Packaging in 22-ounce bombers so they could dial in packaging before moving to more popular formats, or pursuing innovation in smoked beer because demand (and competition) in that niche are small, have afforded the brewery time and space to figure it out and build demand organically, always focusing first on the beer and its quality.
The results have paid off over recent years, with 2022 gold and 2023 bronze medals at the World Beer Cup for Katie’s Love Poem, their grodziskie. But that’s just the kindling, as their broader Flynn on Fire series has seen them tackle and learn from a vast array of different smoked beers.

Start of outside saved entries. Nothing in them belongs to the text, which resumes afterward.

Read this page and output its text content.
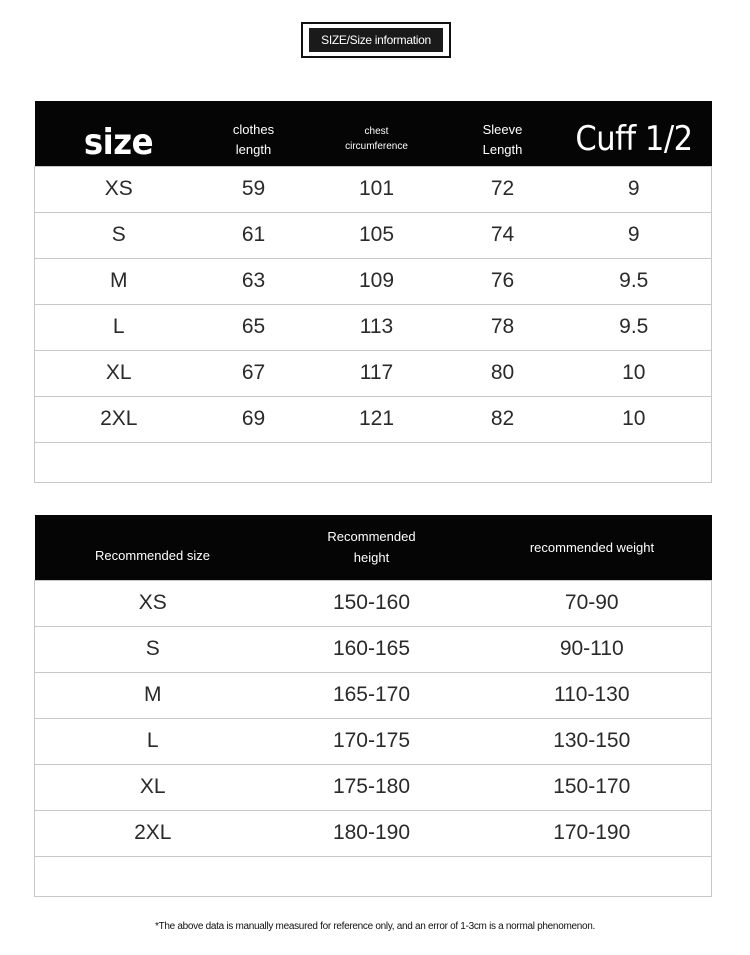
SIZE/Size information
size	clothes length	chest circumference	Sleeve Length	Cuff 1/2
XS	59	101	72	9
S	61	105	74	9
M	63	109	76	9.5
L	65	113	78	9.5
XL	67	117	80	10
2XL	69	121	82	10

Recommended size	Recommended height	recommended weight
XS	150-160	70-90
S	160-165	90-110
M	165-170	110-130
L	170-175	130-150
XL	175-180	150-170
2XL	180-190	170-190

*The above data is manually measured for reference only, and an error of 1-3cm is a normal phenomenon.
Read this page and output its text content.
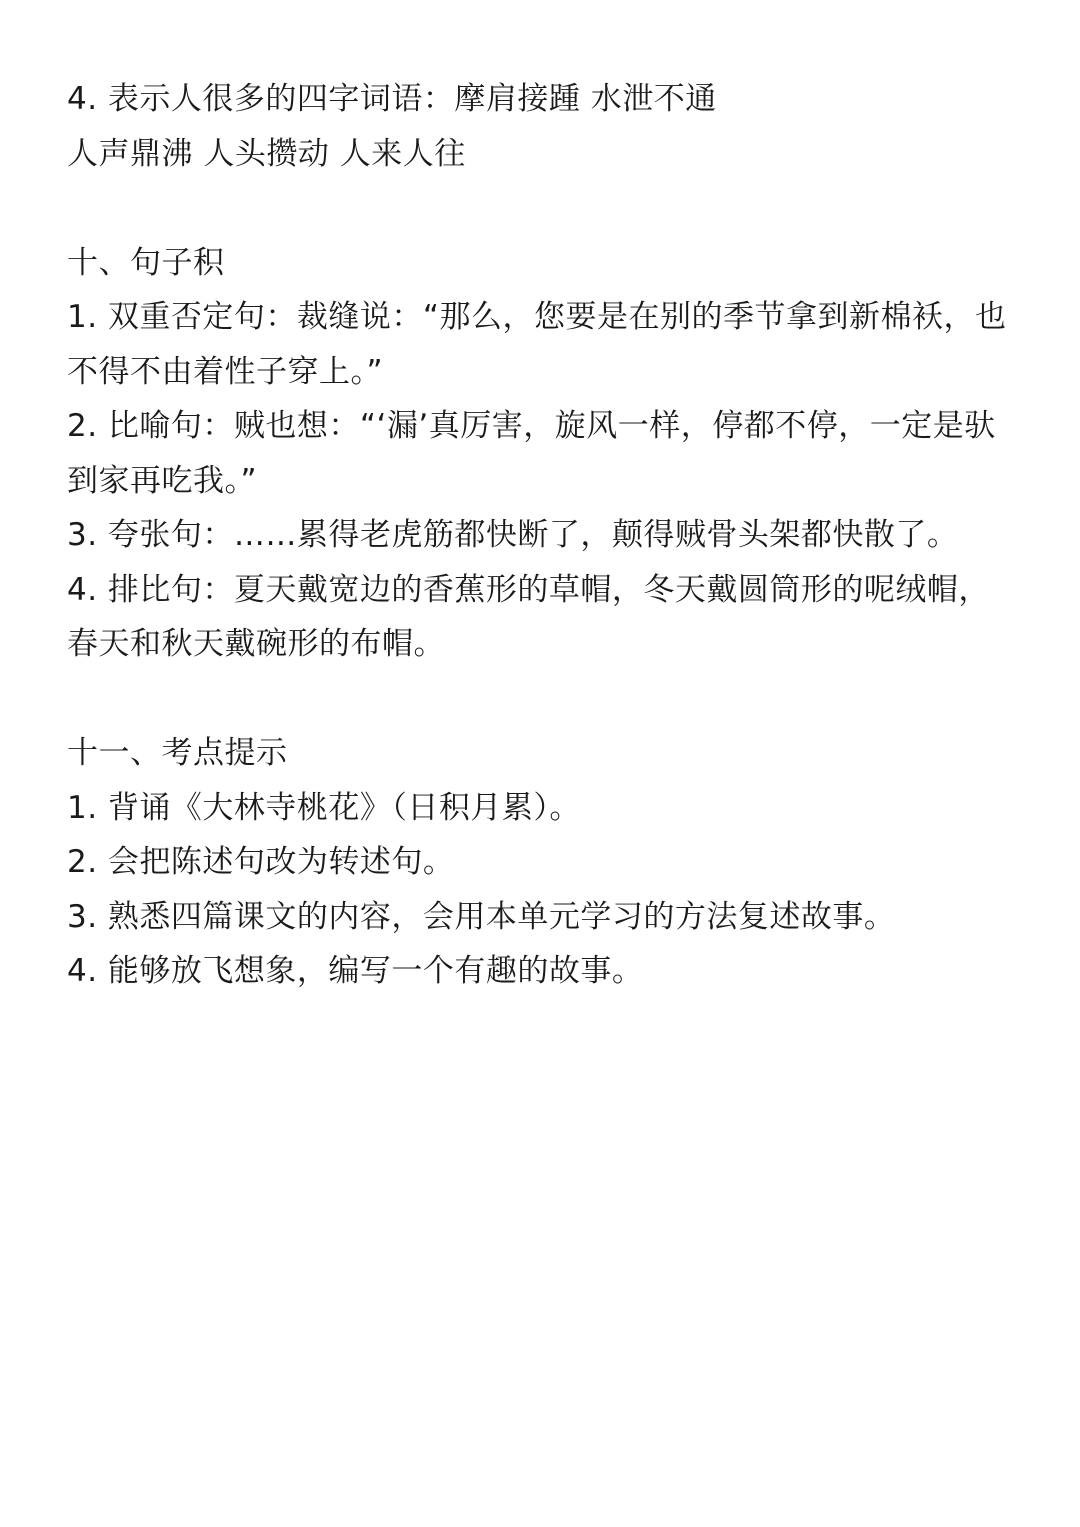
4. 表示人很多的四字词语：摩肩接踵 水泄不通
人声鼎沸 人头攒动 人来人往
十、句子积
1. 双重否定句：裁缝说：“那么，您要是在别的季节拿到新棉袄，也
不得不由着性子穿上。”
2. 比喻句：贼也想：“‘漏’真厉害，旋风一样，停都不停，一定是驮
到家再吃我。”
3. 夸张句：……累得老虎筋都快断了，颠得贼骨头架都快散了。
4. 排比句：夏天戴宽边的香蕉形的草帽，冬天戴圆筒形的呢绒帽，
春天和秋天戴碗形的布帽。
十一、考点提示
1. 背诵《大林寺桃花》（日积月累）。
2. 会把陈述句改为转述句。
3. 熟悉四篇课文的内容，会用本单元学习的方法复述故事。
4. 能够放飞想象，编写一个有趣的故事。
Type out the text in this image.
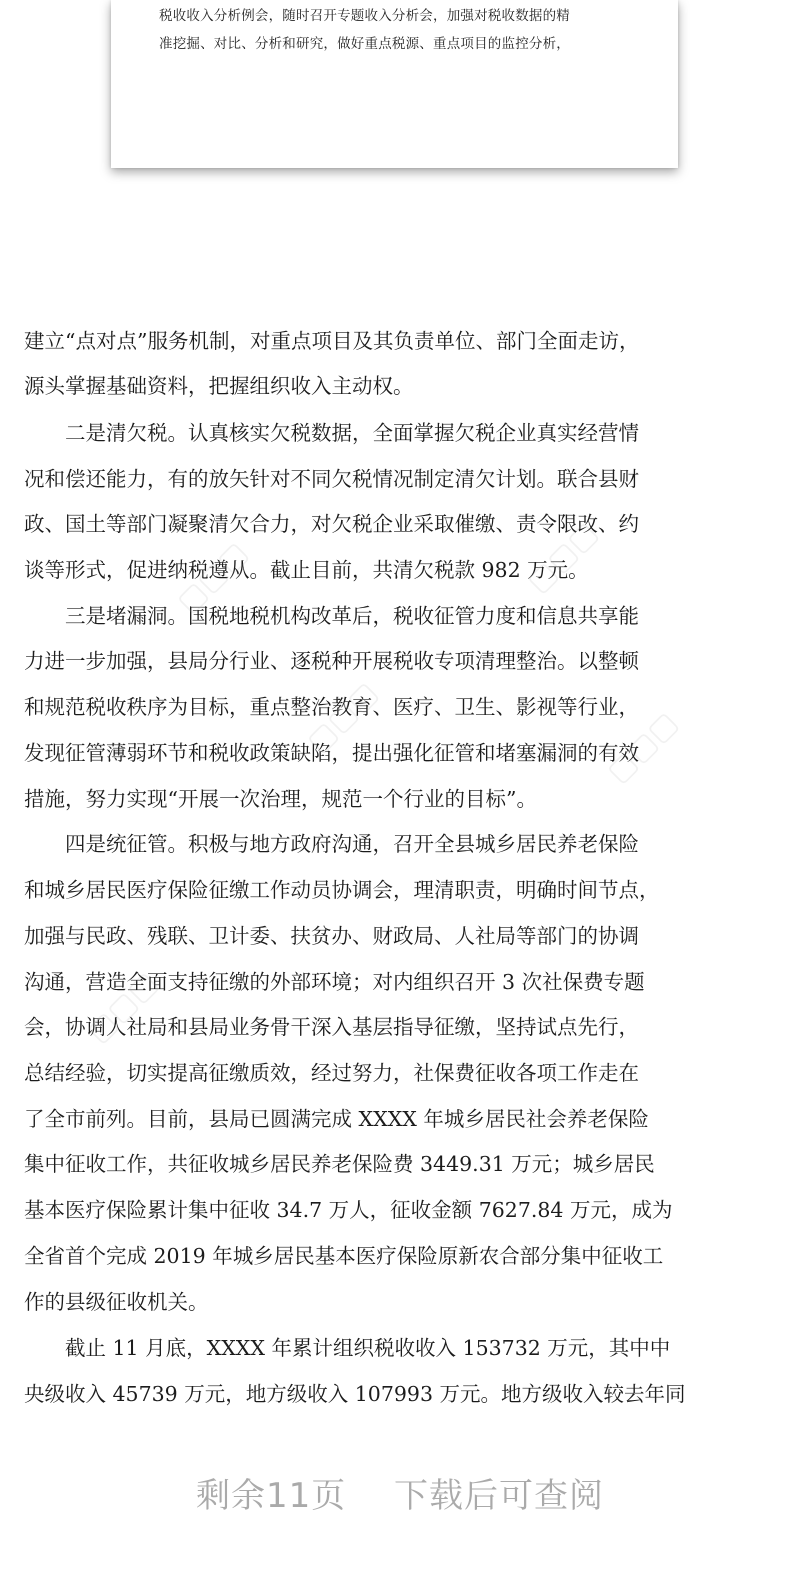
税收收入分析例会，随时召开专题收入分析会，加强对税收数据的精
准挖掘、对比、分析和研究，做好重点税源、重点项目的监控分析，
建立“点对点”服务机制，对重点项目及其负责单位、部门全面走访，
源头掌握基础资料，把握组织收入主动权。
　　二是清欠税。认真核实欠税数据，全面掌握欠税企业真实经营情
况和偿还能力，有的放矢针对不同欠税情况制定清欠计划。联合县财
政、国土等部门凝聚清欠合力，对欠税企业采取催缴、责令限改、约
谈等形式，促进纳税遵从。截止目前，共清欠税款 982 万元。
　　三是堵漏洞。国税地税机构改革后，税收征管力度和信息共享能
力进一步加强，县局分行业、逐税种开展税收专项清理整治。以整顿
和规范税收秩序为目标，重点整治教育、医疗、卫生、影视等行业，
发现征管薄弱环节和税收政策缺陷，提出强化征管和堵塞漏洞的有效
措施，努力实现“开展一次治理，规范一个行业的目标”。
　　四是统征管。积极与地方政府沟通，召开全县城乡居民养老保险
和城乡居民医疗保险征缴工作动员协调会，理清职责，明确时间节点，
加强与民政、残联、卫计委、扶贫办、财政局、人社局等部门的协调
沟通，营造全面支持征缴的外部环境；对内组织召开 3 次社保费专题
会，协调人社局和县局业务骨干深入基层指导征缴，坚持试点先行，
总结经验，切实提高征缴质效，经过努力，社保费征收各项工作走在
了全市前列。目前，县局已圆满完成 XXXX 年城乡居民社会养老保险
集中征收工作，共征收城乡居民养老保险费 3449.31 万元；城乡居民
基本医疗保险累计集中征收 34.7 万人，征收金额 7627.84 万元，成为
全省首个完成 2019 年城乡居民基本医疗保险原新农合部分集中征收工
作的县级征收机关。
　　截止 11 月底，XXXX 年累计组织税收收入 153732 万元，其中中
央级收入 45739 万元，地方级收入 107993 万元。地方级收入较去年同
▢▢▢	▢▢▢
▢▢▢	▢▢▢
▢▢▢
剩余11页 下载后可查阅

Cherry loves smoked beer because they’re harder to sell to consumers—there isn’t a built-in market for them, so they have to create one, and he loves that challenge as well as the runway for lower-stakes experimentation.
In this episode, he talks through that counterintuitive strategy and how it relates to their approach to innovation, including:
designing Switchback Ale based on pieces of other inspirational beers
growing slowly to make sure beer quality is always top priority
packaging draft only for the first 10 years of the brewery until they could afford a quality bottling line
homing in on smoked because because “nobody likes smoked beers, but they should”
creating the smoke-o-meter scale for conveying smokiness to consumers
step-mashing for flavor, not just attenuation
maintaining a living yeast pitch that’s going on 2,000-plus generations
balancing hop flavor and smoke aroma in smoked IPA
And more.
“if you can get people to drink something that they don’t know they want, that’s true craft,” says Cherry.”